Dopo l’aggiornamento di luglio delle stime del Fondo monetario internazionale e dopo la pubblicazione delle «Summer Forecasts», le previsioni estive, dell’Unione Europea sulla crescita del Pil per il 2018 e il 2019, ieri è stata l’agenzia di rating statunitense Moody’s a rivedere al ribasso i numeri dell’economia italiana per il 2018 e per il 2019. L’agenzia di rating ha tagliato le sue stime di aumento del Pil italiano dall’1,5% all’1,2% per l’anno in corso e dall’1,2% all’1,1% per il prossimo. Solo la Francia, tra i Paesi europei, subisce un analogo trattamento e per il 2018 le previsioni di crescita di Parigi scendono dal 2% all’1,8% .
Per Moody’s — si legge nell’aggiornamento del «Global macro outlook», l’economia globale «resta solida» ma potrebbe aver raggiunto «il suo picco». Per quanto riguarda l’eurozona Moody’s parla di «solida crescita» nonostante il Pil reale abbia subito un «modesto rallentamento» nel secondo trimestre dell’anno (+2,2% anno su anno dopo il +2,5% del primo trimestre). Indipendentemente da questa lieve frenata, «le principali economie dell’eurozona (con l’eccezione dell’Italia) stanno crescendo con un passo solido» pur dovendo fare i conti con il «rallentamento della spinta del commercio». L’attività economica si è «leggermente indebolita» in Italia nel secondo trimestre (+0,2% rispetto al +0,3% del primo trimestre). «Alla luce della forza più debole delle attese», Moody’s ha così deciso di abbassare le stime sul Pil italiano nel prossimo biennio. Immediata la reazione del mercato, con lo spread Btp Bund, in rialzo a 276 punti subito dopo la diffusione della notizia.
La crescita dello spread, secondo Ignazio Angeloni, membro del Consiglio di vigilanza della Bce, potrebbe avere un effetto negativo sull’erogazione del credito e di conseguenza pesare anche sulla crescita economica futura. In un’intervista concessa alla rivista Euromoney, Angeloni ha affermato che «fino a questo momento lo shock negativo è stato assorbito senza che questo avesse un grosso effetto sul costo e l’offerta di credito, ma è difficile che continui così se lo spread crescesse ulteriormente».
Intanto ieri il presidente della Bundebank, Jens Weidmann, in una conferenza con la stampa estera ha affermato di «non escludere generalmente una maggiore condivisione dei rischi fra gli Stati membri, ma chi esplicitamente si esprime a favore della condivisione dei rischi deve anche essere pronto a cedere più sovranità giuridica ai livelli europei». Una posizione nuova per un esponente spesso annoverato tra i «falchi» della politica monetaria europea. Weidmann ha poi aggiunto che «il pesante fardello del debito pubblico va ridotto», sottolineando tuttavia che questa e il miglioramento della competitività e dei fondamentali di crescita, nell’ambito dell’eurozona, «sono sfide che ogni Stato membro deve affrontare individualmente».

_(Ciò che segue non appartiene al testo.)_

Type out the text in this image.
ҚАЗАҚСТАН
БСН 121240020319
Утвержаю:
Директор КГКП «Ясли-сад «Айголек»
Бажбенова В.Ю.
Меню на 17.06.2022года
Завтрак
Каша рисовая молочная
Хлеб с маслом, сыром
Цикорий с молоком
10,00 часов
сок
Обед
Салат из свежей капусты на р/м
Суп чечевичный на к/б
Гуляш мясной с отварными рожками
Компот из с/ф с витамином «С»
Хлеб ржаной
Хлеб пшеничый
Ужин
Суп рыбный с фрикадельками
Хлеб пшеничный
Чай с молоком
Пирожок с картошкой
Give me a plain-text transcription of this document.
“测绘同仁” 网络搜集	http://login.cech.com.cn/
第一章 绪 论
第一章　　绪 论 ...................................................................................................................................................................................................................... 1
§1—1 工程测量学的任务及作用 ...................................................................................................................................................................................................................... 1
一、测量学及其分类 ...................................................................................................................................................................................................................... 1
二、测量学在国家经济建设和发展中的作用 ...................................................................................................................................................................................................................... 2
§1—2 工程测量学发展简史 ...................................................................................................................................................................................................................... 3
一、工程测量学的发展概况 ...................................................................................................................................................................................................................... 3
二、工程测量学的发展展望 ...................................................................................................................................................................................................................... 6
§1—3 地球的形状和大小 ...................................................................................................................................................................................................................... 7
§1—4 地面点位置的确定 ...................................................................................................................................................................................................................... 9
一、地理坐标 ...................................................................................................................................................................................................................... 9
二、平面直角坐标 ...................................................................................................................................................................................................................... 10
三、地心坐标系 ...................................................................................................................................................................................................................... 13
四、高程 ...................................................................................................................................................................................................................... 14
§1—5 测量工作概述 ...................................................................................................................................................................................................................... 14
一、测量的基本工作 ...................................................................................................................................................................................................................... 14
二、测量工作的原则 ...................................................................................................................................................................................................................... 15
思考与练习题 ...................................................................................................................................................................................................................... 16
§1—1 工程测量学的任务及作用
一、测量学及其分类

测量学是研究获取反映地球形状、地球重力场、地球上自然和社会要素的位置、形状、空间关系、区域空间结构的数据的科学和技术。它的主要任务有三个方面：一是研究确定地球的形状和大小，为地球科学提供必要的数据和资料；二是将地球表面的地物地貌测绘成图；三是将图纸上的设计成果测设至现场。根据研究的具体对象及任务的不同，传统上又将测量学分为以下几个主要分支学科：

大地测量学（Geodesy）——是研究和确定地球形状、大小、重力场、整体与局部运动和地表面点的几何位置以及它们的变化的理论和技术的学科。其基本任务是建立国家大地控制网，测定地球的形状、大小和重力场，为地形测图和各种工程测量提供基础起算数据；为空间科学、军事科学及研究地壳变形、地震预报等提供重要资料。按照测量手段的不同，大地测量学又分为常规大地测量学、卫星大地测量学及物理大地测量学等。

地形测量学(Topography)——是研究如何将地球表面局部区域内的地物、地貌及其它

Il banchiere tedesco ha anche sottolineato che «è tempo di uscire dalla politica molto espansiva e dalle misure straordinarie, soprattutto prendendo in considerazione i possibili effetti collaterali». Secondo Weidmann «gli esperti dell’eurosistema stimano il tasso di inflazione annuale fino al 2020 all’1,7%». «Dal mio punto di vista questo valore è assolutamente in linea con i nostri obiettivi di stabilità di medio termine».